Sentada, sobre la banqueta donde descansa el caballito de Sebastián, mordía un membrillo. Este era amarillo, jugoso, ácido, fragante. Lo mordía escuchando como crujía su piel bajo mis dientes y como la saliva que segregaban mis glándulas hacían que el pedazo que masticaba fuera más fácil de comer. Apenas comenzaba a lloviznar. Unas pequeñas gotitas mojaban mis jeans, mi sueter, mi bolsa. Fue momento de sacar mi paragüas, o como tú dices, sombrilla. Lo extendí con una mano, mientras con la otra le subía a una canción de los bunkers: Llueve sobre la ciudad. Lo que restaba de membrillo, descansaba sobre mis piernas. Guardé el ipod en el bolsillo de mi pantalón y seguí mordiendo mi fruto. La lluvia comenzaba a arreciar y miraba el reloj de manera casi molesta, creyendo que así llegarías más pronto....Yo, sentada sobre Reforma y Bucareli, comenzando a empaparme, con el corazón de un membrillo entre las piernas y el paragüas sostenido con la mano izquierda. Esperando. ...Yo, de pie, con el paragüas escurriendo, el agua mojándome los tenis, el corazón del membrillo entre los dedos de mi mano derecha y mi bolso en el hombro izquierdo. Esperando.
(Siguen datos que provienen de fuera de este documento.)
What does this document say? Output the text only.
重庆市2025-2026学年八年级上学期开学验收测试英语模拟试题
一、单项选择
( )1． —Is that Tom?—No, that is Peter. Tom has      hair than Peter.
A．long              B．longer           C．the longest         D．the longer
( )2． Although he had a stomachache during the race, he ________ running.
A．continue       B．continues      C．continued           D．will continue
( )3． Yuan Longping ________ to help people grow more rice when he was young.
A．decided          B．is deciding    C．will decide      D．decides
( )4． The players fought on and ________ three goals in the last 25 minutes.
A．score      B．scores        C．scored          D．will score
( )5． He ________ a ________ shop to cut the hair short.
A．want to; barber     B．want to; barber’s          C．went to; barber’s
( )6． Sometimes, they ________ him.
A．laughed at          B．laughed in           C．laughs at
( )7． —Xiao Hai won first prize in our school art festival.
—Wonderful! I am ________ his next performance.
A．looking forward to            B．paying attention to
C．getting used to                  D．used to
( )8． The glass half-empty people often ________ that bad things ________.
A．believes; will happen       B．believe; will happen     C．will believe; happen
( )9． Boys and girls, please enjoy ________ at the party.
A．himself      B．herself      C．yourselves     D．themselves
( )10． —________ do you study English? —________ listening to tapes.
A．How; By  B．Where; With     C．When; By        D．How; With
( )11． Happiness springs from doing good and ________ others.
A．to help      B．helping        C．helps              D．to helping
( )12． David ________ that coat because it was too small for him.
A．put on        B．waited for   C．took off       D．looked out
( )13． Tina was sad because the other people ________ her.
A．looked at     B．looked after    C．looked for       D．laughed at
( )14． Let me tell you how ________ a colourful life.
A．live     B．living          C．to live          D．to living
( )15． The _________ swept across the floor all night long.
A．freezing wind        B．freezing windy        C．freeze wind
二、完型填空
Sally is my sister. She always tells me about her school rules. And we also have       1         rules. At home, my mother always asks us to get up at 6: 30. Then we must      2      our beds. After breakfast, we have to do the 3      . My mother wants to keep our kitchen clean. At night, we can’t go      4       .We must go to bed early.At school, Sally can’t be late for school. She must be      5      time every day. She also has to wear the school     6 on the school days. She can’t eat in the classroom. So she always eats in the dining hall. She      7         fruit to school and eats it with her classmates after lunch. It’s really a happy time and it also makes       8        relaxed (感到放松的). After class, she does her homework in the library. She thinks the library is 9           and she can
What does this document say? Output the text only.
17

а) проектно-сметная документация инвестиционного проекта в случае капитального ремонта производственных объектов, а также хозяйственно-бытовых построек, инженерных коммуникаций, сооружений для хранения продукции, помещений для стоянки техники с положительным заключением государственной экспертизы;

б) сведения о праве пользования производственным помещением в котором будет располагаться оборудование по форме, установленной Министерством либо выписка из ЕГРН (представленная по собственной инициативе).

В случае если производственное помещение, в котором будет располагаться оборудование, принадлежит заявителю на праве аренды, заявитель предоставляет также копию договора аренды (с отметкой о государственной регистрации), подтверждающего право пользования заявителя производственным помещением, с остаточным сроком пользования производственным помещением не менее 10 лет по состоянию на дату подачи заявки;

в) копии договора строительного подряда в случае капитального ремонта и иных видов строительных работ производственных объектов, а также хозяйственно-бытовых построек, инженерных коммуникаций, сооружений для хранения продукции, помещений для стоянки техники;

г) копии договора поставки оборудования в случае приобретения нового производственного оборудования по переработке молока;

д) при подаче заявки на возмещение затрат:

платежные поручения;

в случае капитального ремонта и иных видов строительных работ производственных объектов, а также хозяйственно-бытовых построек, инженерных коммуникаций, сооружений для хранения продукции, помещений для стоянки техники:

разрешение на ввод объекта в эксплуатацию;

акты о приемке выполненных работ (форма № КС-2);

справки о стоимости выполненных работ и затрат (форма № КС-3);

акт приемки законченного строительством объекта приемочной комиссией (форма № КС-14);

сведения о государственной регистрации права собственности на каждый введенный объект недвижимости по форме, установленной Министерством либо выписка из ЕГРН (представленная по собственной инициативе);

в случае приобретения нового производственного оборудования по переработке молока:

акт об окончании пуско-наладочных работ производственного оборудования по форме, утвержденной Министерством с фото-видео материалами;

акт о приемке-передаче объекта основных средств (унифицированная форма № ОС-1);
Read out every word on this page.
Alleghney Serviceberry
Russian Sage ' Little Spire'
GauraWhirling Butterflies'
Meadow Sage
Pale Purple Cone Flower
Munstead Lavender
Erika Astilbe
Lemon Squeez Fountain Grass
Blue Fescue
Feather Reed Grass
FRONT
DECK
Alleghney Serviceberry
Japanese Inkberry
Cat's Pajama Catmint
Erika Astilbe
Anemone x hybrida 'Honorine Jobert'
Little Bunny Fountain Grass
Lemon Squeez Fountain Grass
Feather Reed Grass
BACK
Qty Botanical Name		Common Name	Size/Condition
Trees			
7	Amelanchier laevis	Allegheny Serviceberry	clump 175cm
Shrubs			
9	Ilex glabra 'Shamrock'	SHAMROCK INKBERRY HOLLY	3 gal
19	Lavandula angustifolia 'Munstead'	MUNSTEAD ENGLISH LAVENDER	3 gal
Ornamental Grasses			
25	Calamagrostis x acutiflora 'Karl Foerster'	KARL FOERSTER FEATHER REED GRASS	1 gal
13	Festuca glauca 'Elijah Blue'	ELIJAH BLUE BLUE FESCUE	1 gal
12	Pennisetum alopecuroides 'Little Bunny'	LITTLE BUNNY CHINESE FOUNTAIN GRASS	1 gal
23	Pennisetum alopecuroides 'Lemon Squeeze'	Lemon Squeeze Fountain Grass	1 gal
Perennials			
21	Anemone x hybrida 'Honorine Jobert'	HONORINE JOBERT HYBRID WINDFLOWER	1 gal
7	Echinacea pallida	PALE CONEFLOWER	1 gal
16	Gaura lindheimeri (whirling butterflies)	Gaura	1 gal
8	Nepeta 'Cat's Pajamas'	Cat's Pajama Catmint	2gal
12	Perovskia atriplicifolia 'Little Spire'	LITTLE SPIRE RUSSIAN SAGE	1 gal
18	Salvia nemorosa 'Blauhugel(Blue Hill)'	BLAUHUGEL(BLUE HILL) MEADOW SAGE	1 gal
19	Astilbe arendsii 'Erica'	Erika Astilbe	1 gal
...Yo, completamente mojada, mirando el reloj y vigilando Cuauhtémoc, con el paragüas cerrado por su insuficiente ayuda debido al aguacero que estaba cayendo, el corazón del membrillo arrastrado por la corriente de agua que se formó a lo largo de Reforma. Desesperando.
...Yo, enfilando hacia el Monumento a la Revolución con un taxi pisándome los talones....Tú, corriendo hacia mi, después de bajar del taxi que casi me atropella.